First, they confuse the audience by casting James McAvoy to play the same role he played in The Last King of Scotland, goggle-eyed witness to the eccentricities of the celebrated. In order to give him an actual role, they concoct a 20th-century woman for him to fall in love with, then whisk her offstage, failing to disguise what an empty story line she represents. Then Hoffman cast, in the place of two thoughtful complicated people, two of the biggest theatrical hambones on the planet. Mind you, I think they are wonderful actors, but subtle they ain't.
Christopher Plummer plays Tolstoy as if he were looking for a proscenium to climb and some scenery to chew on, and Helen Mirren's character alternates between being an overprivileged whiner, an elderly paranoid crackpot, and a sex-crazed lady of a certain age who thinks she's still 16, especially when she jumps in the lake because she's not getting enough attention. Moreover, Tolstoy does not appear to be a great novelist but an old-time barnstorming actor, and the Countess was his manager. The Tolstoyans thus come off not as ascetics but groupies. The fine and often subtle Paul Giammati has been called upon to make a grumpy infant face and pound his fist on the table a lot. The whole thing looks as if the cast had slipped from the director's control, which, given his mediocre track record (Restoration, One Fine Day and the worst version of Midsummer's Night Dream on film, and that includes the one with Mickey Rooney).
The one commendable aspect is the physical production, largely due to being so low budget, which forced shooting in East Germany, and the use of pre-existing theater costumes rather than new built. Everything looks a bit lived-in, as is right and proper.
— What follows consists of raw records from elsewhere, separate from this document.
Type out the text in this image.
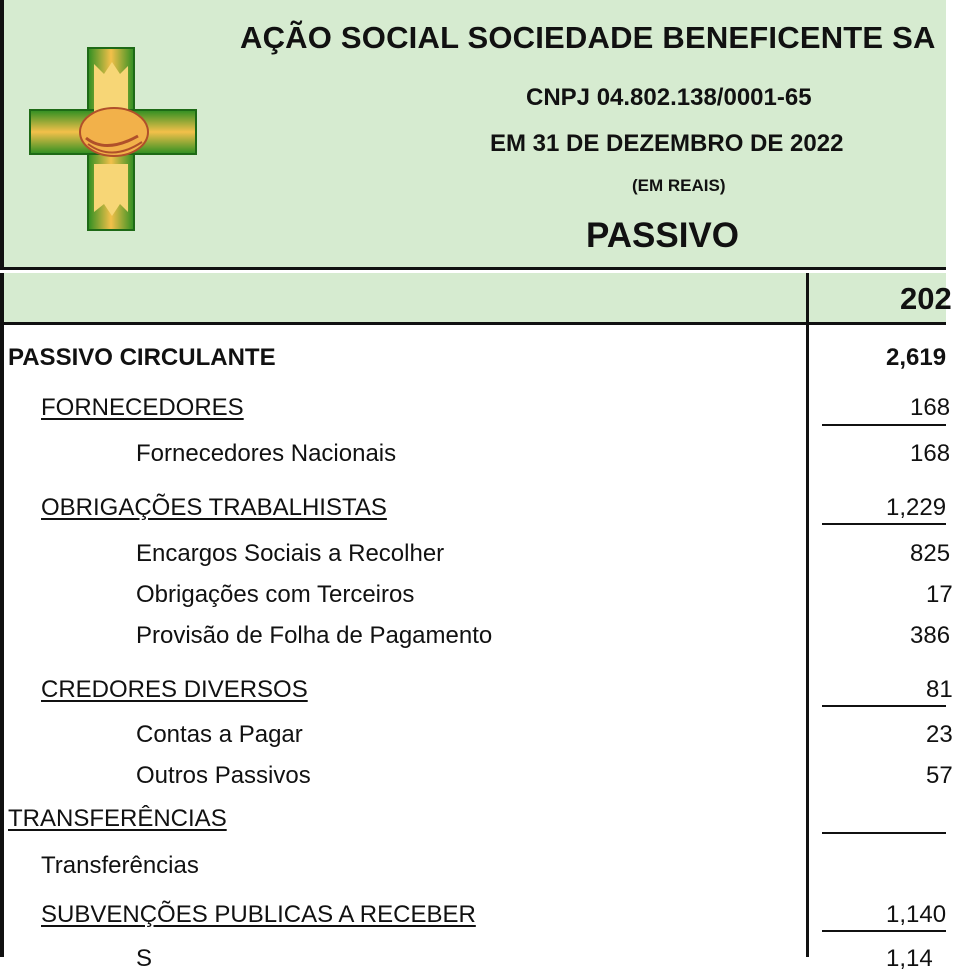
AÇÃO SOCIAL SOCIEDADE BENEFICENTE SA
CNPJ 04.802.138/0001-65
EM 31 DE DEZEMBRO DE 2022
(EM REAIS)
PASSIVO
202
PASSIVO CIRCULANTE	2,619
FORNECEDORES	168
Fornecedores Nacionais	168
OBRIGAÇÕES TRABALHISTAS	1,229
Encargos Sociais a Recolher	825
Obrigações com Terceiros	17
Provisão de Folha de Pagamento	386
CREDORES DIVERSOS	81
Contas a Pagar	23
Outros Passivos	57
TRANSFERÊNCIAS
Transferências
SUBVENÇÕES PUBLICAS A RECEBER	1,140
S	1,14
The final encounter, the title event of the piece, is expressly designed to short-circuit dramatic confrontation. This famous man decides to run away until he gets sick; his momentarily-estranged wife follows, and do they have a tender reconciliation? No, because history must be observed, and Tolstoy was too sick to really talk with his wife or understand much of what was going on. He dies (and oh, by the way, for no good reason, McAvoy's randy girlfriend pops up again to cheer him up).
If they hadn't been stuck with Tolstoy, they might have invented a tempestuous older couple with plenty of sturm and drang in their relationship, and they would have had the freedom to resolve their story any way they liked. Instead, they serve up this tepid porridge slathered over with outrageous overacting, which is the perfect recipe for the middlebrow cultural snob hit.
Too bad, because the theme of maintaining love between two strong people over 50 or 60 years is an excellent subject, and I hope somebody does make a good movie about that some day.